Both the Undesirable Business Practices Policy and previous HPCSA Rulings state that doctors may participate in preferred provider networks, but that
- entry criteria should be based on professional qualifications, competence and quality of care; and
- these networks should not be exclusive – all providers must have the option of being included unless compelling reasons for exclusion exists. However, the law distinguishes between patients who “voluntary” visit a doctor who is not a DSP from patients who “involuntarily” visit a non-DSP doctor. In the case of voluntary visits the medical scheme may levy a co-payment, but not when the visit is involuntary. Involuntary visits include cases where:
- the required service was not available from the DSP or would not be provided without unreasonable delay;
- immediate medical or surgical treatment for a PMB condition was required under circumstances or at locations which reasonably preclude the beneficiary from obtaining such treatment from a designated service provider; or
- there was no designated service provider within reasonable proximity to the beneficiary’s ordinary place of business or personal residence. This means that where, for example, a patient cannot secure an appointment with a DSP, or where the DSP is difficult to reach for the patient, such a patient can visit a non-DSP without making a co-payment.

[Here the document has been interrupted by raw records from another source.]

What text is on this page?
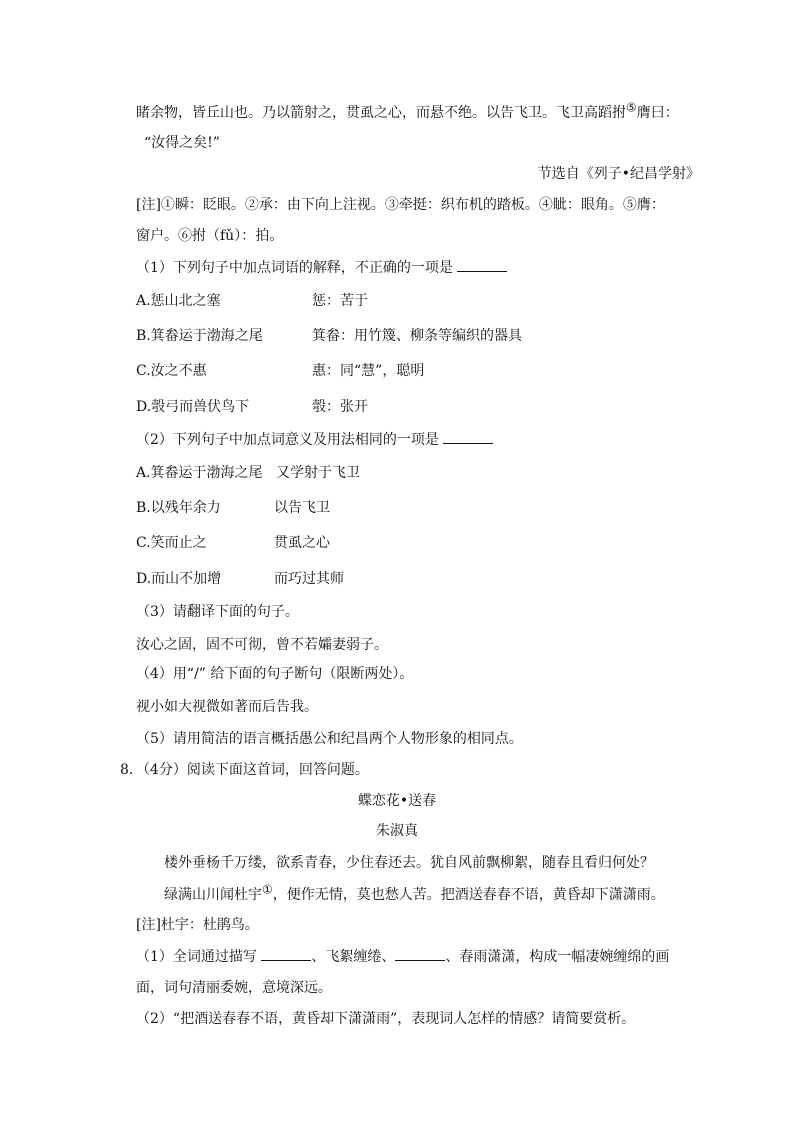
睹余物，皆丘山也。乃以箭射之，贯虱之心，而悬不绝。以告飞卫。飞卫高蹈拊⑤膺曰：
“汝得之矣!”
节选自《列子•纪昌学射》
[注]①瞬：眨眼。②承：由下向上注视。③牵挺：织布机的踏板。④眦：眼角。⑤膺：
窗户。⑥拊（fǔ）：拍。
（1）下列句子中加点词语的解释，不正确的一项是
A.惩山北之塞	惩：苦于
B.箕畚运于渤海之尾	箕畚：用竹篾、柳条等编织的器具
C.汝之不惠	惠：同“慧”，聪明
D.彀弓而兽伏鸟下	彀：张开
（2）下列句子中加点词意义及用法相同的一项是
A.箕畚运于渤海之尾 又学射于飞卫
B.以残年余力	以告飞卫
C.笑而止之	贯虱之心
D.而山不加增	而巧过其师
（3）请翻译下面的句子。
汝心之固，固不可彻，曾不若孀妻弱子。
（4）用“/” 给下面的句子断句（限断两处）。
视小如大视微如著而后告我。
（5）请用简洁的语言概括愚公和纪昌两个人物形象的相同点。
8．（4分）阅读下面这首词，回答问题。
蝶恋花•送春
朱淑真
楼外垂杨千万缕，欲系青春，少住春还去。犹自风前飘柳絮，随春且看归何处？
绿满山川闻杜宇①，便作无情，莫也愁人苦。把酒送春春不语，黄昏却下潇潇雨。
[注]杜宇：杜鹃鸟。
（1）全词通过描写	、飞絮缠绻、	、春雨潇潇，构成一幅凄婉缠绵的画
面，词句清丽委婉，意境深远。
（2）“把酒送春春不语，黄昏却下潇潇雨”，表现词人怎样的情感？请简要赏析。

Noteworthy decisions by the Council for Medical Schemes (CMS) Appeals Committee In GEMS v Dr Kara and SAMWUMED v Dr Puterman the level of reimbursement to be paid to non-DSPs was at stake, i.e. the doctor fees, or the scheme’s tariff? It was noted that there was no contractual or statutory relationship between the doctor and the scheme and accordingly, there was no basis for the scheme to prescribe what fees the doctor was entitled to charge his patient and that the scheme must pay “the amount which the member has to legitimately pay to acquire the necessary medical services.” However, doctors remain accountable to charge reasonable and fair fees.
The case of DCT v Registrar illustrates the important role practitioners play in ensuring that patients can claim their rights, by providing the information that is needed to establish whether a patient meets the entry qualifying criteria (in this case for hyperlipidaemia treatment).

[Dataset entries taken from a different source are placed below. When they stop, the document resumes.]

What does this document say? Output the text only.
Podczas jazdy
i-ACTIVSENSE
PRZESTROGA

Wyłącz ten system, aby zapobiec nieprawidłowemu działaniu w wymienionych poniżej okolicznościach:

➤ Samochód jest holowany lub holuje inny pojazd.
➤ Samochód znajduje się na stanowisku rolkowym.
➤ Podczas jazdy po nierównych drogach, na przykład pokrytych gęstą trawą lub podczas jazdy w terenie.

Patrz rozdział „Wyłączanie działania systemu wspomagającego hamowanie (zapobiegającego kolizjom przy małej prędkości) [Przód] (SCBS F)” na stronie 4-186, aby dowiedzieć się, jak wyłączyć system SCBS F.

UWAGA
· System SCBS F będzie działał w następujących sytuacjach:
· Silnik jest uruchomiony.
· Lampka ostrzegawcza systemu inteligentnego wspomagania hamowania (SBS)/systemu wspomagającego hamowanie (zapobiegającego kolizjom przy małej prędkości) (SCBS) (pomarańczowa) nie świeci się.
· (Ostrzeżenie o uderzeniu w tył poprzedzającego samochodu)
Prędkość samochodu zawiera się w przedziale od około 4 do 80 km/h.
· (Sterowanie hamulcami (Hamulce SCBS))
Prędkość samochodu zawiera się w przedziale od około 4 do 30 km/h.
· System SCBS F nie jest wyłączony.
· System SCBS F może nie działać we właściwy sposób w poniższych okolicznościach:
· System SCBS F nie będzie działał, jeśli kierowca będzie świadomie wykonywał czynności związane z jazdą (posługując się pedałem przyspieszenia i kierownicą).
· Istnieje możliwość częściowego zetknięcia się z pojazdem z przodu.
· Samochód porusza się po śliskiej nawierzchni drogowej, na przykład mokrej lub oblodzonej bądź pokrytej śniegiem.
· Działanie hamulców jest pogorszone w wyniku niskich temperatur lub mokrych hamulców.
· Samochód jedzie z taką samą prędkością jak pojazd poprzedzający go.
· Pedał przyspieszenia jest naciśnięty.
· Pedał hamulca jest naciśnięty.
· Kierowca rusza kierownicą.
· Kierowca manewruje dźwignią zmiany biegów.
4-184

Whether patients are entitled to treatment is not contained in the CMS treatment algorithms, the case of Traub v Discovery Health Medical Scheme is illustrative. In this case the patient failed on all other therapies, and the only alternative available was a treatment which could only be access through a co-payment. It was found “that there [must] be a rational, justifiable basis for the protocol or the formulary as a whole.
This requirement does not and cannot excuse the scheme from its obligations in terms of section 15H(c) and 15I(c), both of which specifically provide that provision must be made for departures from the protocol or formulary, where necessary without penalty to the beneficiary.” On the manner in which managed care organisations have to act towards patients, the case of MAR v the Registrar led to a finding that “the scheme’s unreasonableness lies not in requiring a second opinion but in the circumstances and the devil-may-care manner in which it sought such second opinion.”
The refusal of the scheme to discuss the matter with the member and the failure of a supervisor, and then the medical advisor, to call the patient also weighed against the scheme.
The good news
All members of a medical aid scheme should be fully aware of the minimum benefits set out by law, and therefore what their scheme is expected to pay for. Medical aid members can rest assured that minimum healthcare will be provided if they need it, regardless of their age, state of health or the medical scheme cover option to which they belong.